No neighborhood welcomes a sanitation facility. That said, city residents depend on the Sanitation Department not just to keep streets and sidewalks clean and safe but to respond in crises like Hurricane Sandy and the 2001 terrorist attacks. On Sept. 11, 2001, sanitation trucks blocked incoming traffic on bridges and tunnels. Distributing sanitation projects equitably across the city also reduces the miles driven, which lowers carbon dioxide emissions and improves air quality.

Environmental justice advocates agreed that the Spring Street site was a no-brainer.

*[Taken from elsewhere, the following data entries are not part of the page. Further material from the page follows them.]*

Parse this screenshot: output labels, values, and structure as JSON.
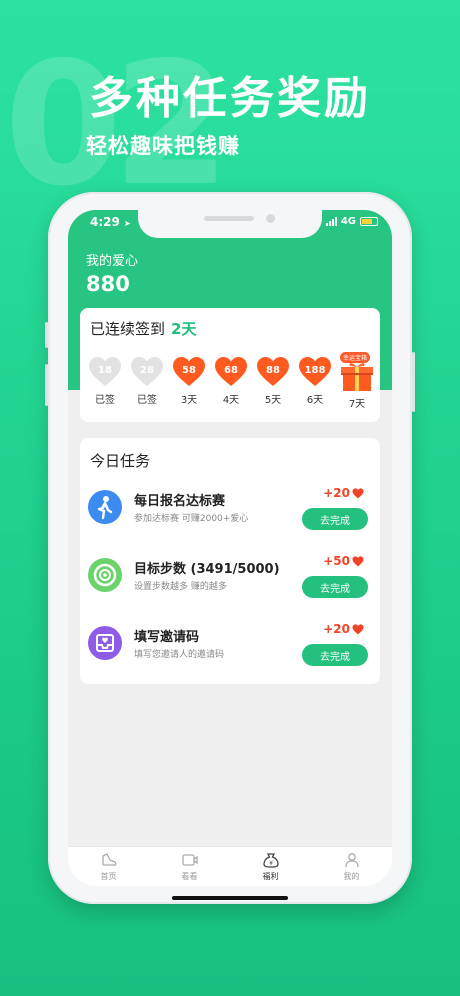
{
  "promo": {
    "bg_number": "02",
    "title": "多种任务奖励",
    "subtitle": "轻松趣味把钱赚"
  },
  "status_bar": {
    "time": "4:29",
    "network": "4G"
  },
  "header": {
    "love_label": "我的爱心",
    "love_value": "880"
  },
  "signin": {
    "title": "已连续签到",
    "days": "2天",
    "items": [
      {
        "value": "18",
        "label": "已签",
        "state": "done"
      },
      {
        "value": "28",
        "label": "已签",
        "state": "done"
      },
      {
        "value": "58",
        "label": "3天",
        "state": "pending"
      },
      {
        "value": "68",
        "label": "4天",
        "state": "pending"
      },
      {
        "value": "88",
        "label": "5天",
        "state": "pending"
      },
      {
        "value": "188",
        "label": "6天",
        "state": "pending"
      }
    ],
    "gift": {
      "tag": "幸运宝箱",
      "label": "7天"
    }
  },
  "tasks": {
    "title": "今日任务",
    "items": [
      {
        "name": "每日报名达标赛",
        "desc": "参加达标赛 可赚2000+爱心",
        "reward": "+20",
        "button": "去完成",
        "icon": "walking-person-icon"
      },
      {
        "name": "目标步数 (3491/5000)",
        "desc": "设置步数越多 赚的越多",
        "reward": "+50",
        "button": "去完成",
        "icon": "target-steps-icon"
      },
      {
        "name": "填写邀请码",
        "desc": "填写您邀请人的邀请码",
        "reward": "+20",
        "button": "去完成",
        "icon": "invite-inbox-icon"
      }
    ]
  },
  "tabbar": {
    "items": [
      {
        "label": "首页",
        "icon": "shoe-icon"
      },
      {
        "label": "看看",
        "icon": "video-icon"
      },
      {
        "label": "福利",
        "icon": "money-bag-icon"
      },
      {
        "label": "我的",
        "icon": "person-icon"
      }
    ]
  },
  "colors": {
    "brand_green": "#27c482",
    "heart_orange": "#ff5a1f",
    "reward_red": "#f0442a"
  }
}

In retrospect, it was a kind of savior, too, ensuring that a valuable piece of property facing the river would not turn into another skyscraper blocking light and further upsetting the scale and historic character of the neighborhood. The community opposition, along with demands by the city’s Public Design Commission for improvements, drove up construction costs for the salt shed but also helped keep the height of the garage to five stories, in line with neighboring warehouses, despite the Sanitation Department’s plea for another story. And it helped keep the focus on good architecture.

That’s the other lesson here, about shared responsibility and quality design. Opponents of the sanitation project in Hudson Square may not have gotten exactly what they wanted. But they were fortunate.

They got something better.

Correction: December 22, 2015
An earlier version of the headline with this article referred imprecisely to the site of the complex. It is on the northern edge of TriBeCa, not in TriBeCa.